Four Saskatchewan organizations are calling on the province to change the way it is handling the transition of the former federal pastures.
The Agricultural Producers Association of Saskatchewan, the Community Pasture Patrons Association of Saskatchewan, the Public Pastures — Public Interest and the Saskatchewan Wildlife Federation paid for a study done by Dave Phillips at Frogworks Consultants.
It was released Feb. 10 at the CPPAS annual meeting.
The study is critical of how Saskatchewan deals with the pastures compared to Manitoba.
It said the province has rejected a provincial association and prefers to help individual pastures rather than trying to work together for the collective good.
“The approach Saskatchewan is using to manage this transition has exposed the province and pasture patron groups to higher total costs for business entity designs, administration systems and range management plans,” said the executive summary.
It said the province’s policies are aimed at making money and offloading environmental responsibilities.
APAS president Norm Hall said patrons are required to pay full fees but also have to provide reports on species at risk and noxious weeds and provide full land access.
“With a private lease, you pay the rate and have full control,” he said.
The study said the government should discount annual fees to the pasture associations by 50 percent to reflect the cost of maintaining the public good and providing the reports.
It said half the patrons in the first 10 pastures to transition have left the business rather than move to the patron-operated model and asked the government to report on the implications.
The study also said the pastures should remain in public hands.

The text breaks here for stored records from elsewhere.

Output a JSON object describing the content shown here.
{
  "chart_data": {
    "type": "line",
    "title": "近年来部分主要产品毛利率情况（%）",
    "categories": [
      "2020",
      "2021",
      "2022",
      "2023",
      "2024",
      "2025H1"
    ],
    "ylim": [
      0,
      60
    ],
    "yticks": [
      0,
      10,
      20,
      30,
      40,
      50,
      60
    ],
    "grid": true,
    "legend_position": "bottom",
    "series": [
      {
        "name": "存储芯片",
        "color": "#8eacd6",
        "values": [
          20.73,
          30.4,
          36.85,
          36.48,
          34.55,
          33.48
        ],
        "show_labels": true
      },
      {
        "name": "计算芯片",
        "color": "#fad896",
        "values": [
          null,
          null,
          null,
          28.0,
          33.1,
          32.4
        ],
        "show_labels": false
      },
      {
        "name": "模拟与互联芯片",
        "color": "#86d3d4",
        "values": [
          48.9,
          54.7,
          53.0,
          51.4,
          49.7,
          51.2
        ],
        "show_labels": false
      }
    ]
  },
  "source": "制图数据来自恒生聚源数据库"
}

They are available for sale under the crown land sale process, but none have been sold to date.
The organizations want the province to compile an inventory of native cover within the pastures to establish a baseline, explain how it will monitor and sustain ecological integrity and report publicly on the condition of wildlife habitat once every six years.

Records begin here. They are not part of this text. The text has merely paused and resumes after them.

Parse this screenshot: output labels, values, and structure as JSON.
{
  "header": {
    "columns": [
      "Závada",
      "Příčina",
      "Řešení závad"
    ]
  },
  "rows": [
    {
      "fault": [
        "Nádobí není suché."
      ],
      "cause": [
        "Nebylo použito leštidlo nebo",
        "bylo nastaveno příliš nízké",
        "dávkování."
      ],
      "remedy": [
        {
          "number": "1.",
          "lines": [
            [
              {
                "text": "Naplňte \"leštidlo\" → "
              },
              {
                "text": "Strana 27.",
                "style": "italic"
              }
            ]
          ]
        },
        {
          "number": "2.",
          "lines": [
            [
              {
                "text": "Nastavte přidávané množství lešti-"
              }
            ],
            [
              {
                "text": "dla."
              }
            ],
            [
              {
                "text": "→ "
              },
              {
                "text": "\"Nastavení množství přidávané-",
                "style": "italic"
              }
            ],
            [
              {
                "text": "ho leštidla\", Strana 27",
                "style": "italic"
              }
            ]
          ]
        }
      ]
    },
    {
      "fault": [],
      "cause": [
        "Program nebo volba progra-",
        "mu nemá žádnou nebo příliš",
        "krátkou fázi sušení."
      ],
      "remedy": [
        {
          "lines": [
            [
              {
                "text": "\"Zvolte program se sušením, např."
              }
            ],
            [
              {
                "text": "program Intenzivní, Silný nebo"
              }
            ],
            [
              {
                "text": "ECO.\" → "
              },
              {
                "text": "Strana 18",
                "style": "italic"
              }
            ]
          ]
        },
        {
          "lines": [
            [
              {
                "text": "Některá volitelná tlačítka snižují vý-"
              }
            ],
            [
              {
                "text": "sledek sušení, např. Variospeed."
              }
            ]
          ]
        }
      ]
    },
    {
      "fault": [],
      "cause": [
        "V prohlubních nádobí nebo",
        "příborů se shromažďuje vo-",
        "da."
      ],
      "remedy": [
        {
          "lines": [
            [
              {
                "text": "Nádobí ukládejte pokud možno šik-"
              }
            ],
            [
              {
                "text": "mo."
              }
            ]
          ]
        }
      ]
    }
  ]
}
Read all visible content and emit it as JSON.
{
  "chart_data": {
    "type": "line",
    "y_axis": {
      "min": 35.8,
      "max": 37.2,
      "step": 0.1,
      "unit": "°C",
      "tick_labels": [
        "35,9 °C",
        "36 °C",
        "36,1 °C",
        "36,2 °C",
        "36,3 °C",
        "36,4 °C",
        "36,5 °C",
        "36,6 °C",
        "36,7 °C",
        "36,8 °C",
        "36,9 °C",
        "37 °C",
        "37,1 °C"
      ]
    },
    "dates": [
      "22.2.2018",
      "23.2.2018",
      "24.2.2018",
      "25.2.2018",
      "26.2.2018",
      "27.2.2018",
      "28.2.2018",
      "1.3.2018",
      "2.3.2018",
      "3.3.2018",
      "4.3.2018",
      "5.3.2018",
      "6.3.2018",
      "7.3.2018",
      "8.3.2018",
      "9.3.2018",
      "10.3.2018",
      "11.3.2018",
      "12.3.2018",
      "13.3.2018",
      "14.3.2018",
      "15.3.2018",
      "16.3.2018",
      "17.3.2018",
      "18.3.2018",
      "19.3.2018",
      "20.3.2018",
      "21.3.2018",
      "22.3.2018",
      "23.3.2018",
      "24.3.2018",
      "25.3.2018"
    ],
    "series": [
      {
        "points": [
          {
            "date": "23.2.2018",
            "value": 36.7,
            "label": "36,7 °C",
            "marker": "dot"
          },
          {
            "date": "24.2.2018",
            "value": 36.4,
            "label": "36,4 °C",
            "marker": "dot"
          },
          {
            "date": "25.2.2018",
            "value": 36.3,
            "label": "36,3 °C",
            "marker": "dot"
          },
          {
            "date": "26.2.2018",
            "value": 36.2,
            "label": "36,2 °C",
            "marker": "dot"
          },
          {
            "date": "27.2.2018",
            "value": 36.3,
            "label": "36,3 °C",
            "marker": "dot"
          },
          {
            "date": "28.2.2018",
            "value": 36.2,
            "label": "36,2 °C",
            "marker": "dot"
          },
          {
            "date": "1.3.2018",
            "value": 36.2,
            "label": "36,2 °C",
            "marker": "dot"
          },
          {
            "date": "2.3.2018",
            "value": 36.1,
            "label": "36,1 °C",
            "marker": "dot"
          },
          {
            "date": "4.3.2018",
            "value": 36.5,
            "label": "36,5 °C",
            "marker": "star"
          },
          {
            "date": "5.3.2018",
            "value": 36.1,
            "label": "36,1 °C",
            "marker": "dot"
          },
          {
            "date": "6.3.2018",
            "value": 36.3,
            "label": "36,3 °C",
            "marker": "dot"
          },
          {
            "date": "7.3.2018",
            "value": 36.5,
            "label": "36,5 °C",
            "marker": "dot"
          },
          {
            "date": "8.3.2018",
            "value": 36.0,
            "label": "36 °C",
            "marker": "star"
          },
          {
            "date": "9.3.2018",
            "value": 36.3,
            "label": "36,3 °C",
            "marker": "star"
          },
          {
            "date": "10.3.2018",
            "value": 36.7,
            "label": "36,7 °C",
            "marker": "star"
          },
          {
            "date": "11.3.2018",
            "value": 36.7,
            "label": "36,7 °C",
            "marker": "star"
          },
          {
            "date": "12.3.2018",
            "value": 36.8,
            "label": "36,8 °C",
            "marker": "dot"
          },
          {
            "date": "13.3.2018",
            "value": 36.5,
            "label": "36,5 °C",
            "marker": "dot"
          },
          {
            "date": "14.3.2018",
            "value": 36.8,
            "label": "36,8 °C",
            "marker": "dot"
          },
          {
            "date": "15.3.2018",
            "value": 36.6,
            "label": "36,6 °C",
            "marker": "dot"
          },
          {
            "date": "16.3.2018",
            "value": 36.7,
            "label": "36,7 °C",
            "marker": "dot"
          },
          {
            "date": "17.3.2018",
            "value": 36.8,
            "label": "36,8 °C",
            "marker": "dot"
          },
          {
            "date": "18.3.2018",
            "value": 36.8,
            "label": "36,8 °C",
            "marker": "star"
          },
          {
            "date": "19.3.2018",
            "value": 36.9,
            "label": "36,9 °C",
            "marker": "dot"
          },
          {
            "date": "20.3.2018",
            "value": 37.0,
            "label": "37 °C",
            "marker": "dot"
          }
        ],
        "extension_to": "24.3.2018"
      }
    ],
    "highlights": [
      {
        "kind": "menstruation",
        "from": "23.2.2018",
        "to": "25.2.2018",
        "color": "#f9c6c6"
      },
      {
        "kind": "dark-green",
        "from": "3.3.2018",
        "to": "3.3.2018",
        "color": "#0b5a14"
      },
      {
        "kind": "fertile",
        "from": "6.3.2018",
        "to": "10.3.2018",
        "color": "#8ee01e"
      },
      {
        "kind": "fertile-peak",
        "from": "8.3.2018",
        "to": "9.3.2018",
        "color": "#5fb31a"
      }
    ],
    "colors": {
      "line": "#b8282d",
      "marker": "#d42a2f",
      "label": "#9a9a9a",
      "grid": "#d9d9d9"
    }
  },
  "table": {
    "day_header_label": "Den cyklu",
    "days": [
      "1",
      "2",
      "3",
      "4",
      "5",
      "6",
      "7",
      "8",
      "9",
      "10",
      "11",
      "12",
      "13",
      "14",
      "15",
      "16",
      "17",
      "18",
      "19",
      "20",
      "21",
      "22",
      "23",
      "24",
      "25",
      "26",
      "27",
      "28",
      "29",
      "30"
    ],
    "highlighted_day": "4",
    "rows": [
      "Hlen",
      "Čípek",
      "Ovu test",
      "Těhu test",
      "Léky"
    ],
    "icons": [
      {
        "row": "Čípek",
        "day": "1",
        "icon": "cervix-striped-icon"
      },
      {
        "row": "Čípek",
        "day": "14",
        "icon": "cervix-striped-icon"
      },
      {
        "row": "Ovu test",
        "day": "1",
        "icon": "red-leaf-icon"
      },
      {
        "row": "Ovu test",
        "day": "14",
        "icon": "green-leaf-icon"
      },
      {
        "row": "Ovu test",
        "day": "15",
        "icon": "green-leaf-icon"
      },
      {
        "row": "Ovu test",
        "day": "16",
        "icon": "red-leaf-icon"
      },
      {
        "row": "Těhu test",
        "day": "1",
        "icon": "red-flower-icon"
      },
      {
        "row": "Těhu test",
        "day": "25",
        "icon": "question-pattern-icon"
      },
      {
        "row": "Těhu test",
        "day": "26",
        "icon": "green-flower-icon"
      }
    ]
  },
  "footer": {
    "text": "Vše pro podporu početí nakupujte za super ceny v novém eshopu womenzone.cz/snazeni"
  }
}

The study said Agriculture Canada used to do this work.
“There are no apparent performance measures in place by which to assess the validity of the Saskatchewan government’s claim that ranchers are the best stewards of grass resources,” it said.
The study also asks the provincial government to fund the Community Pasture Patrons Association of Saskatchewan through its pasture transition program.
Hall said the government has received a copy of the study.
“The next step is to take it to the ministry and see what kind of wiggle room is in the contracts,” he said.
All of the partners have seen the study, he added, and while there was some concern it would go too far in favouring one direction over another, it is balanced and none have expressed concerns.